1. Shapereader is an experimental way of storytelling purely through tactile-sensory graphics. Designed by Ilan Manouach, these graphics are mostly meant to be read by blind or visually impaired readers. Shapereader indexes the 210 different shapes and patterns; these are divided into different groups such as characters, props, settings, actions, and affections. The first actual graphic novel is titled Arctic Circle, a 57-page original relating the story of two climatologists digging in the North Pole searching for patterns of climatic change inscribed on ice columns.

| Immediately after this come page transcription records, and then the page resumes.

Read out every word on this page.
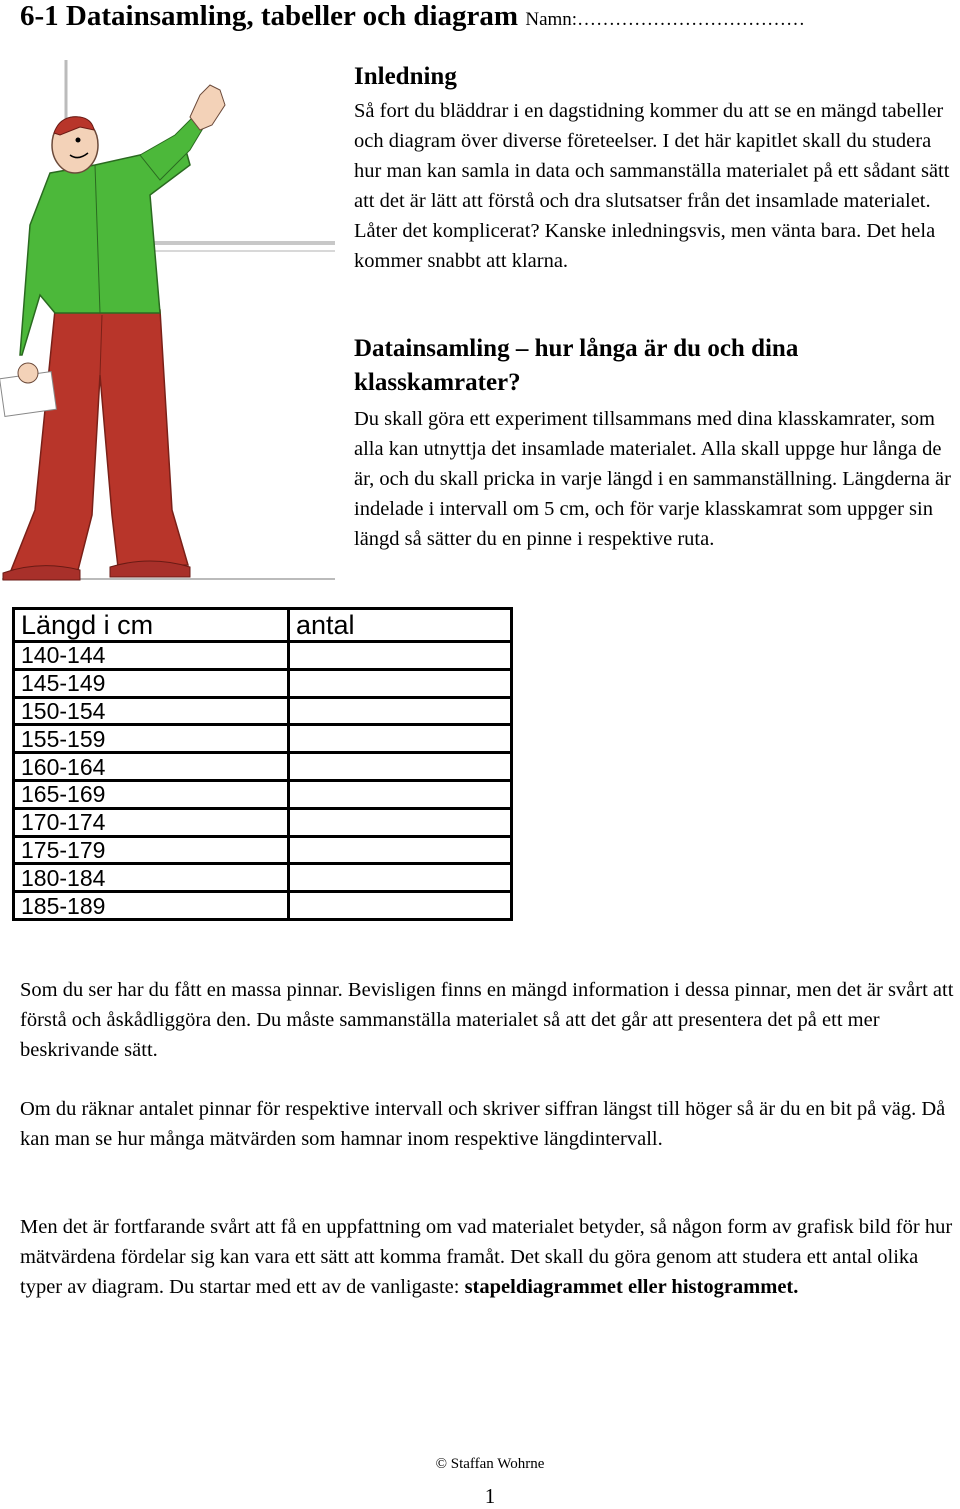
6-1 Datainsamling, tabeller och diagram Namn:………………………………
Inledning

Så fort du bläddrar i en dagstidning kommer du att se en mängd tabeller och diagram över diverse företeelser. I det här kapitlet skall du studera hur man kan samla in data och sammanställa materialet på ett sådant sätt att det är lätt att förstå och dra slutsatser från det insamlade materialet. Låter det komplicerat? Kanske inledningsvis, men vänta bara. Det hela kommer snabbt att klarna.

Datainsamling – hur långa är du och dina klasskamrater?

Du skall göra ett experiment tillsammans med dina klasskamrater, som alla kan utnyttja det insamlade materialet. Alla skall uppge hur långa de är, och du skall pricka in varje längd i en sammanställning. Längderna är indelade i intervall om 5 cm, och för varje klasskamrat som uppger sin längd så sätter du en pinne i respektive ruta.

Längd i cm	antal
140-144	
145-149	
150-154	
155-159	
160-164	
165-169	
170-174	
175-179	
180-184	
185-189	

Som du ser har du fått en massa pinnar. Bevisligen finns en mängd information i dessa pinnar, men det är svårt att förstå och åskådliggöra den. Du måste sammanställa materialet så att det går att presentera det på ett mer beskrivande sätt.

Om du räknar antalet pinnar för respektive intervall och skriver siffran längst till höger så är du en bit på väg. Då kan man se hur många mätvärden som hamnar inom respektive längdintervall.

Men det är fortfarande svårt att få en uppfattning om vad materialet betyder, så någon form av grafisk bild för hur mätvärdena fördelar sig kan vara ett sätt att komma framåt. Det skall du göra genom att studera ett antal olika typer av diagram. Du startar med ett av de vanligaste: stapeldiagrammet eller histogrammet.

© Staffan Wohrne
1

2. The Poetry Society of New York partnered up with the Parks Deparment to install The Typewriter Project: The Subconscious of the City, a wooden shack inviting anyone to contribute to a collaborative poem. The typewriter is outfitted with a 100-foot paper scroll and a equipped to transmit all submissions to a website, with the most recent post being: “mouthspine moonprow kitten bitten forwardness a kind of scent”.
3. Yayoi Kusama illustrates Hans Christian Andersen’s The Little Mermaid.
4. The highly realistic and detailed paintings of Casey Gray.
5. An exhibit of Fritz Scholder’s work was recently on display at the Phoenix Art Museum. Scholder was one of the first Native Americans to be recognized for his significant contributions as a contemporary artist (beginning in the late 1960s). His colorful and abstract pop art paintings challenged the cultural stereotypes surrounding American Indians.
6. Using wire mesh and colorful rope, artist Raquel Rodrigo, is creating urban embroidered installations around the walls of Madrid.
7. If you go to Sigalit Landau’s portfolio website, you’ll find an entire page dedicated to salt. Sigalit has a love affair for the Dead Sea. In her piece, Salt Bride, a 19th century dress was weighted and submerged in the waters of the Dead Sea. Overtime, the salt crystallizes on the fibers of the dress.
8. A 36-foot long by 13-feet wide mosaic was recently discovered in Cyprus. This particular mosaic is the first of its kind found in Cyprus and depicts a 4-chariot race in great detail with the names of the racers and even some horses. There are even some bystanders, one holding a vessel of water and the other brandishing a whip.
9. Annie Vought has an obsession with handwriting and letter writing, which has blossomed into large-scale paper installations of intricately hand-cut letters.
10. Graviky Labs, an India-based research company, has developed a way to turn exhaust from cars into a line products for artists. The device known as Kaalink, is placed on a exhaust pipe to capture pollutants without comprising the vehicle’s performance. The soot is then stripped of its carcinogens yielding a purified, carbon-based pigment, which is then transformed into pens, spray paint and oil-based paints marketed as Air Ink.